Mes gémissements étaient plus sonores. Malgré que je ne maîtrise plus mon propre corps, j'essayais de faire attention à sa jambe. Après plusieurs minutes à me faire l'amour, je me suis libérée. J'ai continué à trembler légèrement tout en la serrant contre moi puis me suis glissée sur le côté. Elle s'est allongée et me fixa pendant plusieurs minutes, essayant de reprendre sa respiration.

- Tout va bien ?

Pour simple réponse, je me suis collée à elle et me suis endormie, non sans un dernier murmure.

- Sukiyanen … Natsuki.

le 22 septembre 2013 00 :55

J'ai fait l'amour à Shizuru … Enfin ce n'était pas complet mais à voir comment elle dort, ça lui a apparemment suffi. Je ne peux m'empêcher de caresser ses cheveux … Elle est si belle. Elle emprisonne ma jambe avec les siennes m'empêchant de la masser. Mes pensées retournent toujours vers cette maudite douleur. Elle a raison … Je dois aller voir un médecin … Je n'en reviens pas moi-même que j'accepte de recevoir de l'aide … Son aide. A elle, ma femme. Je ferme les yeux, essayant de me reposer.

Quand j'ouvre les yeux, je suis dans une pièce seule. Aucune trace de Shizuru. Je descends mais personne n'est là. J'entends un bruit provenant de l'extérieur et je sors. Je passe instinctivement ma main sur ma jambe mais aucune douleur. J'ai dû réussir à dormir plus que d'habitude me permettant d'apaiser la tension. Soudain je suis attirée par un détail assez troublant. Il n'y a personne en ville. Rien. Je continue à avancer et vois un panneau 大阪.

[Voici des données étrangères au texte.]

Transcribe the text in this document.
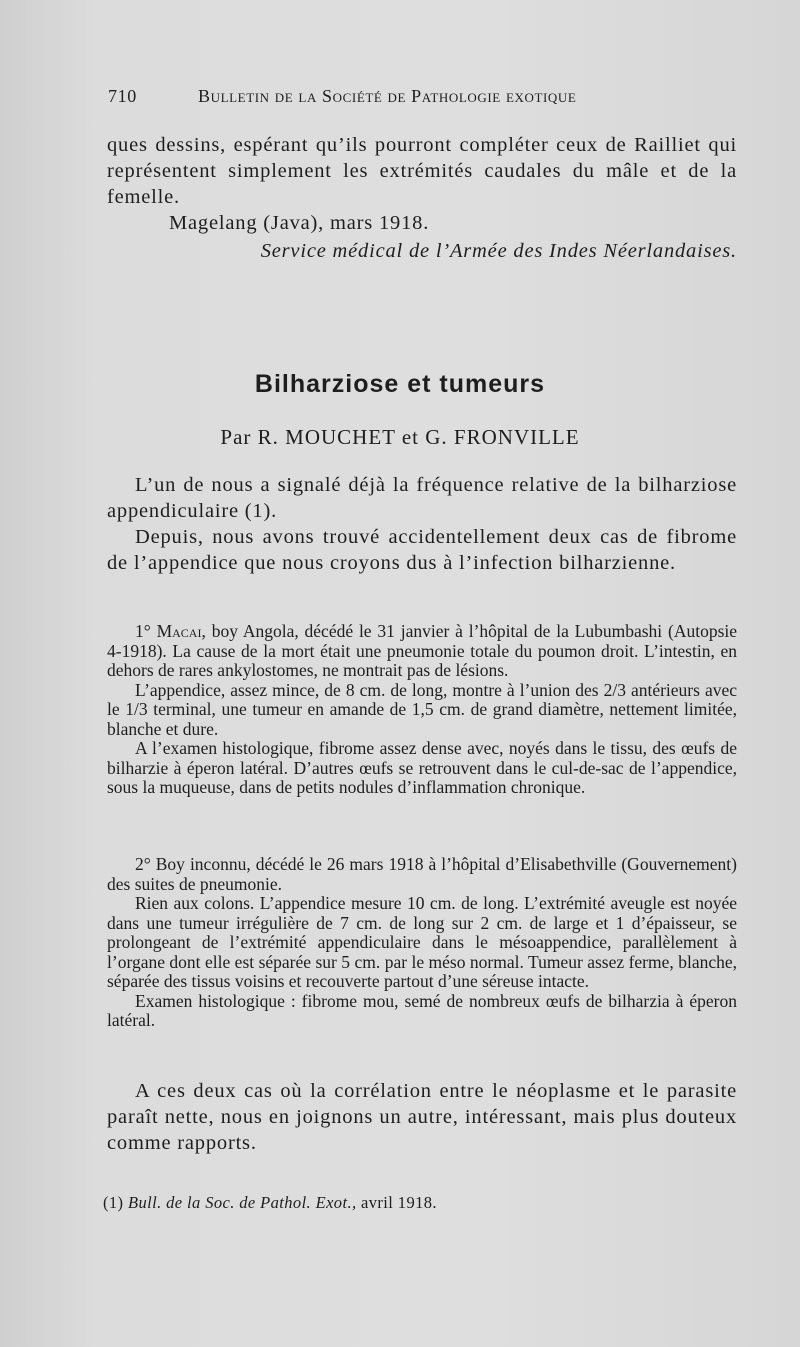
710	Bulletin de la Société de Pathologie exotique

ques dessins, espérant qu’ils pourront compléter ceux de Railliet qui représentent simplement les extrémités caudales du mâle et de la femelle.

Magelang (Java), mars 1918.

Service médical de l’Armée des Indes Néerlandaises.

Bilharziose et tumeurs
Par R. MOUCHET et G. FRONVILLE

L’un de nous a signalé déjà la fréquence relative de la bilharziose appendiculaire (1).

Depuis, nous avons trouvé accidentellement deux cas de fibrome de l’appendice que nous croyons dus à l’infection bilharzienne.

1° Macai, boy Angola, décédé le 31 janvier à l’hôpital de la Lubumbashi (Autopsie 4-1918). La cause de la mort était une pneumonie totale du poumon droit. L’intestin, en dehors de rares ankylostomes, ne montrait pas de lésions.

L’appendice, assez mince, de 8 cm. de long, montre à l’union des 2/3 antérieurs avec le 1/3 terminal, une tumeur en amande de 1,5 cm. de grand diamètre, nettement limitée, blanche et dure.

A l’examen histologique, fibrome assez dense avec, noyés dans le tissu, des œufs de bilharzie à éperon latéral. D’autres œufs se retrouvent dans le cul-de-sac de l’appendice, sous la muqueuse, dans de petits nodules d’inflammation chronique.

2° Boy inconnu, décédé le 26 mars 1918 à l’hôpital d’Elisabethville (Gouvernement) des suites de pneumonie.

Rien aux colons. L’appendice mesure 10 cm. de long. L’extrémité aveugle est noyée dans une tumeur irrégulière de 7 cm. de long sur 2 cm. de large et 1 d’épaisseur, se prolongeant de l’extrémité appendiculaire dans le mésoappendice, parallèlement à l’organe dont elle est séparée sur 5 cm. par le méso normal. Tumeur assez ferme, blanche, séparée des tissus voisins et recouverte partout d’une séreuse intacte.

Examen histologique : fibrome mou, semé de nombreux œufs de bilharzia à éperon latéral.

A ces deux cas où la corrélation entre le néoplasme et le parasite paraît nette, nous en joignons un autre, intéressant, mais plus douteux comme rapports.

(1) Bull. de la Soc. de Pathol. Exot., avril 1918.
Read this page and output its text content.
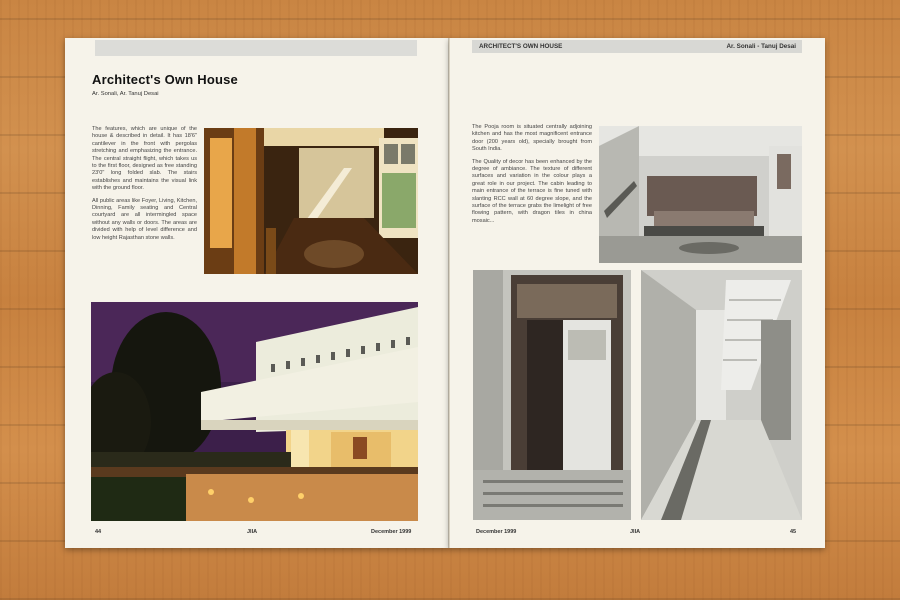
Architect's Own House
Ar. Sonali, Ar. Tanuj Desai

The features, which are unique of the house & described in detail. It has 18'6" cantilever in the front with pergolas stretching and emphasizing the entrance. The central straight flight, which takes us to the first floor, designed as free standing 23'0" long folded slab. The stairs establishes and maintains the visual link with the ground floor.

All public areas like Foyer, Living, Kitchen, Dinning, Family seating and Central courtyard are all intermingled space without any walls or doors. The areas are divided with help of level difference and low height Rajasthan stone walls.

44	JIIA	December 1999
ARCHITECT'S OWN HOUSE	Ar. Sonali - Tanuj Desai

The Pooja room is situated centrally adjoining kitchen and has the most magnificent entrance door (200 years old), specially brought from South India.

The Quality of decor has been enhanced by the degree of ambiance. The texture of different surfaces and variation in the colour plays a great role in our project. The cabin leading to main entrance of the terrace is fine tuned with slanting RCC wall at 60 degree slope, and the surface of the terrace grabs the limelight of free flowing pattern, with dragon tiles in china mosaic...

December 1999	JIIA	45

Qu'est-ce-que ? Une explosion me sort de mon observation. Je vois une multitude de soldats passer devant moi et les suis contre ma volonté. Le spectacle s'offrant à moi me glace le sang. Un homme presse un pistolet sur une jeune femme et elle s'écroule sous le choc. Des cheveux châtains … fine … Je m'avance et m'écroule face à la révélation.

- SHIZURU !

-Natsuki ?

J'ouvre les yeux et suis en sueur … Shizuru est au-dessus de moi, légèrement inquiète. Je respire difficilement. La douleur est là …. Je suis donc en vie. Un rêve … Ou plutôt un cauchemar.

- Natsuki …

J'emprisonne sa main me caressant le visage et l'embrasse tout en la serrant contre moi.

- Je … Rendors-toi.

- Natsuki …

J'ai peur … Ce sentiment … Je la repousse délicatement et me lève.

- Natsuki … Il est …

- Je … Je reviens … Je dois juste vérifier quelque chose.

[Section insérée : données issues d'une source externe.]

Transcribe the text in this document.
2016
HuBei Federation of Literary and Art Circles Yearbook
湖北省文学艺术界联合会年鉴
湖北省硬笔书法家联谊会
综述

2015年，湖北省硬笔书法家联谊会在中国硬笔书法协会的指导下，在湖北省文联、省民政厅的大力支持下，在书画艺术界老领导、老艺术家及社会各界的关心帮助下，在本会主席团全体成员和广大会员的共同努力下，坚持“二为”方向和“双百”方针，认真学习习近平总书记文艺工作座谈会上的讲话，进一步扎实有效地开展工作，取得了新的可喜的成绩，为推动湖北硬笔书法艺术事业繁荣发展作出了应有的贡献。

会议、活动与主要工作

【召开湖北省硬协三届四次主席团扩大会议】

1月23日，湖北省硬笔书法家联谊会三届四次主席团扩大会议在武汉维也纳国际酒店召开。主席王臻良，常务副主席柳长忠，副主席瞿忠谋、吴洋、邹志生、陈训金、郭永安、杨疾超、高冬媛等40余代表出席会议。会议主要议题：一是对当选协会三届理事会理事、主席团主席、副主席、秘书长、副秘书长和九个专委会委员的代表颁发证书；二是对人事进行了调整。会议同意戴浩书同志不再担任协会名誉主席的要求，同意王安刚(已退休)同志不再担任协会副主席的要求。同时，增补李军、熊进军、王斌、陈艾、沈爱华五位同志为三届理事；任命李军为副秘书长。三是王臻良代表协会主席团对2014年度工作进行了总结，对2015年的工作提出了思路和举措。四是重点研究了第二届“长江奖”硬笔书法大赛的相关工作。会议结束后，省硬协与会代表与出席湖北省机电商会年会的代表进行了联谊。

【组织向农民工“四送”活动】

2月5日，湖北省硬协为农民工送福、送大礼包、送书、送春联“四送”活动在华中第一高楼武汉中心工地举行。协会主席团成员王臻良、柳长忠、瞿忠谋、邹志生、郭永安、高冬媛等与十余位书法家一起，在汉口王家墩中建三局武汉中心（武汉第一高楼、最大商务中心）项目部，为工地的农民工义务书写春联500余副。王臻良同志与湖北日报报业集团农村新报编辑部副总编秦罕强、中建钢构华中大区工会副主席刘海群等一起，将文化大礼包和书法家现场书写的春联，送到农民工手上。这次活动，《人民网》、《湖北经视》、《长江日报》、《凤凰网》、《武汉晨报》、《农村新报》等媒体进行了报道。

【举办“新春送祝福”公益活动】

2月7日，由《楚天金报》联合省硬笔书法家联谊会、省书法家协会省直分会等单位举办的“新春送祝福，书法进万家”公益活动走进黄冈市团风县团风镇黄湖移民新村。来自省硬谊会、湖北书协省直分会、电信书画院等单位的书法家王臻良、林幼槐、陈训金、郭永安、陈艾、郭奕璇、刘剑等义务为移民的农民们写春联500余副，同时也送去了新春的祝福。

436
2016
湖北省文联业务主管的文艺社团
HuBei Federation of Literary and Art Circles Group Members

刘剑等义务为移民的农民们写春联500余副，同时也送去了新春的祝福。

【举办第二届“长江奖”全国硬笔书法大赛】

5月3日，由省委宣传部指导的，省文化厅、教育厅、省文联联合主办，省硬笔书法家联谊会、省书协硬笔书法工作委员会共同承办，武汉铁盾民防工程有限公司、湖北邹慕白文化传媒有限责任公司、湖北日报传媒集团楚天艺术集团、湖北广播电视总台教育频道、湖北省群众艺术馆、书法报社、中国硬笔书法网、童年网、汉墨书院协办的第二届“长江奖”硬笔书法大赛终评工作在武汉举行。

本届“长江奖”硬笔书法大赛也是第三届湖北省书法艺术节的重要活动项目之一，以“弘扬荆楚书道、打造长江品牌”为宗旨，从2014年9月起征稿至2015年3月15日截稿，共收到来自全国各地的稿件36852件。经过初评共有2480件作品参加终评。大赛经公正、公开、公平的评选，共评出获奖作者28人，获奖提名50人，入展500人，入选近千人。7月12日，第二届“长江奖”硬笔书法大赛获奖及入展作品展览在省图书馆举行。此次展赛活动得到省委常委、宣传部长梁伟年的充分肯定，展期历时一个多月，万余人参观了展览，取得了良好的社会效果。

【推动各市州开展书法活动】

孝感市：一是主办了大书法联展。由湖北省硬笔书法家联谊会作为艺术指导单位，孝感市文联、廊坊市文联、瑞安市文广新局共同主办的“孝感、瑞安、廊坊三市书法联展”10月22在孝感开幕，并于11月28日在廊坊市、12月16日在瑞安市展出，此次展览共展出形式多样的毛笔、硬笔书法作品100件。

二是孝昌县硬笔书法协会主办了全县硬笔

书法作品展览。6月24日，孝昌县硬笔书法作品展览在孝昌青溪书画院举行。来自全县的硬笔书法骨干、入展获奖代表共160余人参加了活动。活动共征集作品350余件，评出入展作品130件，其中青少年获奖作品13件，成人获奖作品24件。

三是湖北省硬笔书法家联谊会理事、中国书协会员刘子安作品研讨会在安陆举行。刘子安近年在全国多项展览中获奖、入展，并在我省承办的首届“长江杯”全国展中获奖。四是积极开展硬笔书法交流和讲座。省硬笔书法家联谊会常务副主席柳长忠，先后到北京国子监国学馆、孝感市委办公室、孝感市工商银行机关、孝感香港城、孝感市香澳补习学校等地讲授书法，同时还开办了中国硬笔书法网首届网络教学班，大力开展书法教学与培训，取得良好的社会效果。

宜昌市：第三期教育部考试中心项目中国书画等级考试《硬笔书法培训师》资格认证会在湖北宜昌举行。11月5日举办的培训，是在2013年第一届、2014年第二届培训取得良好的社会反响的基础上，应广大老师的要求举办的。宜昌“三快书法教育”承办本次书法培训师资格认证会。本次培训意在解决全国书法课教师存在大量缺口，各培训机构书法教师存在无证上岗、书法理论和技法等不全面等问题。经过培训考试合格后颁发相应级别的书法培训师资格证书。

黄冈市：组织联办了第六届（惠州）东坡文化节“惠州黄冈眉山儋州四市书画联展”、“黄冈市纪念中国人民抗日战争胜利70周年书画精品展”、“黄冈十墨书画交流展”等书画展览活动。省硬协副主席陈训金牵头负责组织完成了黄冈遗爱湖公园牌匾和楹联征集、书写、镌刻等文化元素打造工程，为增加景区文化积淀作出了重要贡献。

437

Je me dirige machinalement vers les autres pièces et suis soulagée quand je vois une petite boule recroquevillée sous les draps. Je les relève légèrement et vois Hikari respirant tout doucement. Aucune trace de sang … Aucune blessure. Je passe ma main dans ses cheveux et l'embrasse sur le front. Je suis surprise de voir Shizuru derrière moi. Une fois la porte refermée, elle me tire avec elle vers la chambre.

- Je …

- Je sais.

Elle s'allonge et semble attendre ma présence. Une fois réinstallée, elle me murmure doucement.

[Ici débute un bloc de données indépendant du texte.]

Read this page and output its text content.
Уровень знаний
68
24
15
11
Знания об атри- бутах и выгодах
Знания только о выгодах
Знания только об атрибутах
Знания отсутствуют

- Nous sommes en sécurité ici Natsuki.

Fin du chapitre 8

N/A : Suite aux demandes (ou peut-être les envies de meurtres, je ne sais pas lesquelles sont les plus persuasives ^^), j'ai rallongé un peu ce chapitre (plus de 4000 mots). En espérant que la lecture vous a plu. Merci à tous et à la prochaine.